# Some of my orchestral work...



## Alan Lastufka (Oct 6, 2004)

Here are two movements from a three movement piece:

Mov. 1 - October - http://www.lastlibs.com/AJL-October.mp3
Mov. 2 - November - http://www.lastlibs.com/AJL-November.mp3

Mov. 3 - December is currently in the works. 

Thanks in advance to those that listen...[/url]


----------



## Niah (Oct 6, 2004)

Nothing less to say than great compo and great mix man 

btw, Where is that cello? It sounds great.


----------



## Scott Cairns (Oct 6, 2004)

Very nice Alan. Is that your Acoustic Bass in the intro to October? It sounds very nice whatever it is. 

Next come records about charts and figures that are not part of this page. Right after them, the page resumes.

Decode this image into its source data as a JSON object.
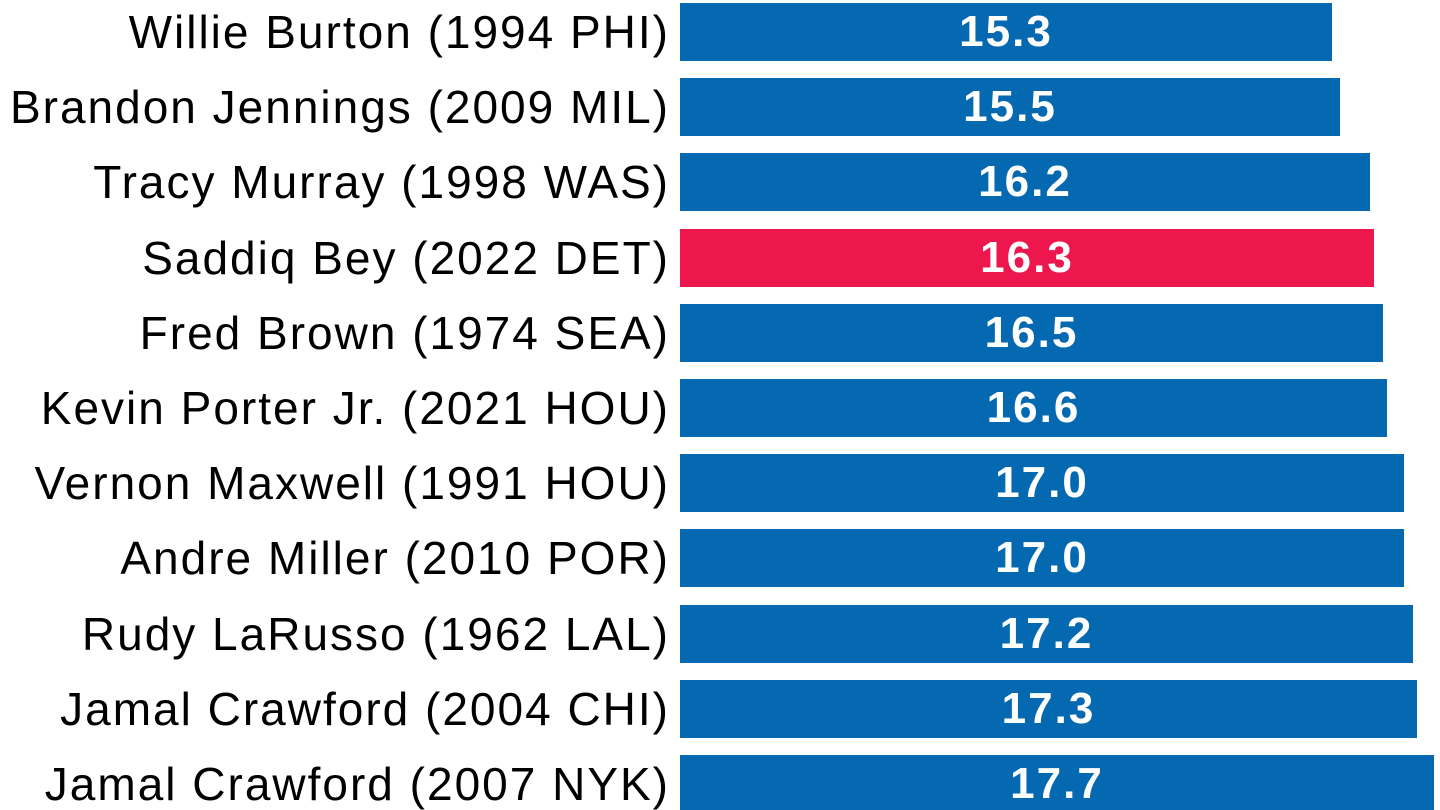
{
  "chart_data": {
    "type": "bar",
    "orientation": "horizontal",
    "title": "",
    "xlabel": "",
    "ylabel": "",
    "grid": false,
    "legend": false,
    "xlim": [
      0,
      17.7
    ],
    "categories": [
      "Willie Burton (1994 PHI)",
      "Brandon Jennings (2009 MIL)",
      "Tracy Murray (1998 WAS)",
      "Saddiq Bey (2022 DET)",
      "Fred Brown (1974 SEA)",
      "Kevin Porter Jr. (2021 HOU)",
      "Vernon Maxwell (1991 HOU)",
      "Andre Miller (2010 POR)",
      "Rudy LaRusso (1962 LAL)",
      "Jamal Crawford (2004 CHI)",
      "Jamal Crawford (2007 NYK)"
    ],
    "values": [
      15.3,
      15.5,
      16.2,
      16.3,
      16.5,
      16.6,
      17.0,
      17.0,
      17.2,
      17.3,
      17.7
    ],
    "value_labels": [
      "15.3",
      "15.5",
      "16.2",
      "16.3",
      "16.5",
      "16.6",
      "17.0",
      "17.0",
      "17.2",
      "17.3",
      "17.7"
    ],
    "highlight_index": 3,
    "highlight_category": "Saddiq Bey (2022 DET)",
    "colors": {
      "bar": "#0569B1",
      "highlight": "#EE174D",
      "category_text": "#000000",
      "value_text": "#FFFFFF",
      "background": "#FFFFFF"
    }
  }
}
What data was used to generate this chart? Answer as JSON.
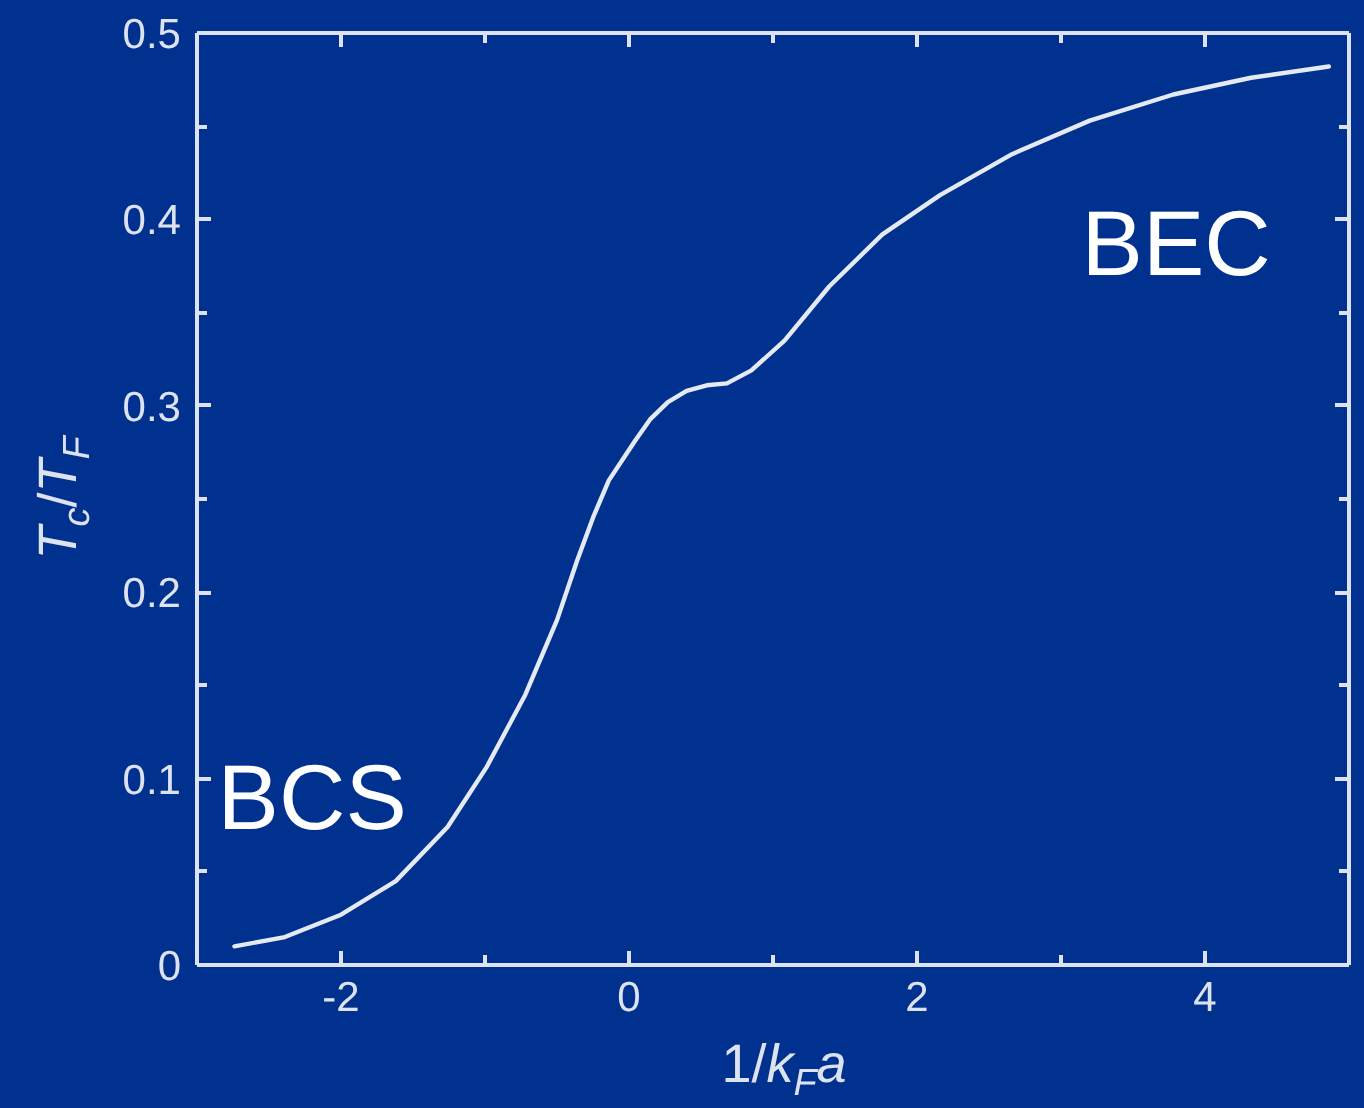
{
  "chart_data": {
    "type": "line",
    "xlabel": "1/k$_{F}$a",
    "ylabel": "T$_{c}$/T$_{F}$",
    "annotations": [
      "BCS",
      "BEC"
    ],
    "xlim": [
      -3,
      5
    ],
    "ylim": [
      0,
      0.5
    ],
    "xticks": [
      -2,
      {
        "value": -1,
        "label": null
      },
      0,
      {
        "value": 1,
        "label": null
      },
      2,
      {
        "value": 3,
        "label": null
      },
      4
    ],
    "yticks": [
      0,
      {
        "value": 0.05,
        "label": null
      },
      0.1,
      {
        "value": 0.15,
        "label": null
      },
      0.2,
      {
        "value": 0.25,
        "label": null
      },
      0.3,
      {
        "value": 0.35,
        "label": null
      },
      0.4,
      {
        "value": 0.45,
        "label": null
      },
      0.5
    ],
    "series": [
      {
        "color": "#e4e9f2",
        "x": [
          -2.74,
          -2.39,
          -2.0,
          -1.62,
          -1.26,
          -0.99,
          -0.72,
          -0.5,
          -0.36,
          -0.25,
          -0.14,
          0.04,
          0.15,
          0.27,
          0.4,
          0.54,
          0.68,
          0.85,
          1.08,
          1.39,
          1.76,
          2.16,
          2.66,
          3.2,
          3.78,
          4.32,
          4.86
        ],
        "values": [
          0.01,
          0.015,
          0.027,
          0.045,
          0.074,
          0.106,
          0.145,
          0.185,
          0.217,
          0.24,
          0.26,
          0.281,
          0.293,
          0.302,
          0.308,
          0.311,
          0.312,
          0.319,
          0.335,
          0.364,
          0.392,
          0.413,
          0.435,
          0.453,
          0.467,
          0.476,
          0.482
        ]
      }
    ]
  }
}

Are the rest of the instruments GPO?


----------



## Alan Lastufka (Oct 7, 2004)

Thanks guys for the listen. 

The solo strings here are Kirk Hunters, everything else is VSL.


----------



## Dr.Quest (Oct 7, 2004)

These are both lovely pieces. November might be my favorite but I do like both. Nice.
J


----------



## christianb (Oct 7, 2004)

yo yo alan, 

Nice work... a thought or two that jumped out at me... In October the flute seems in a different space. A touch more verb and placement would make it sit better in the mix , me thinx.

Ok so thats just a single thought

nice job tho brothaman

cb


----------



## Alan Lastufka (Oct 7, 2004)

Thanks B... and everyone else for listening - next I'll post my NIN-wanna-be tracks


----------



## Niah (Oct 7, 2004)

woah, that shall be interesting =)


----------



## Aaron Dirk (Oct 7, 2004)

sound great Alan, cant wait to hear the 3rd mov and NIN stuff


----------



## DonnieChristian (Oct 8, 2004)

Sounds very nice! I particularily enjoyed October.


----------



## Sid_Barnhoorn (Oct 8, 2004)

Ey Alan,

This sounds very nice!  Kepp it up!

Take care,
-Sid.


----------



## adamfrechette (Oct 8, 2004)

Nice work, though you should add more verb and put the woodwinds into the background more, they are too prominent to my ears.


----------



## choc0thrax (Oct 8, 2004)

I'd like to hear some NIN type stuff combined with orchestra.


----------



## TheoKrueger (Oct 9, 2004)

Hey Alan , 
Both October and November are great and feelingful :wink:


----------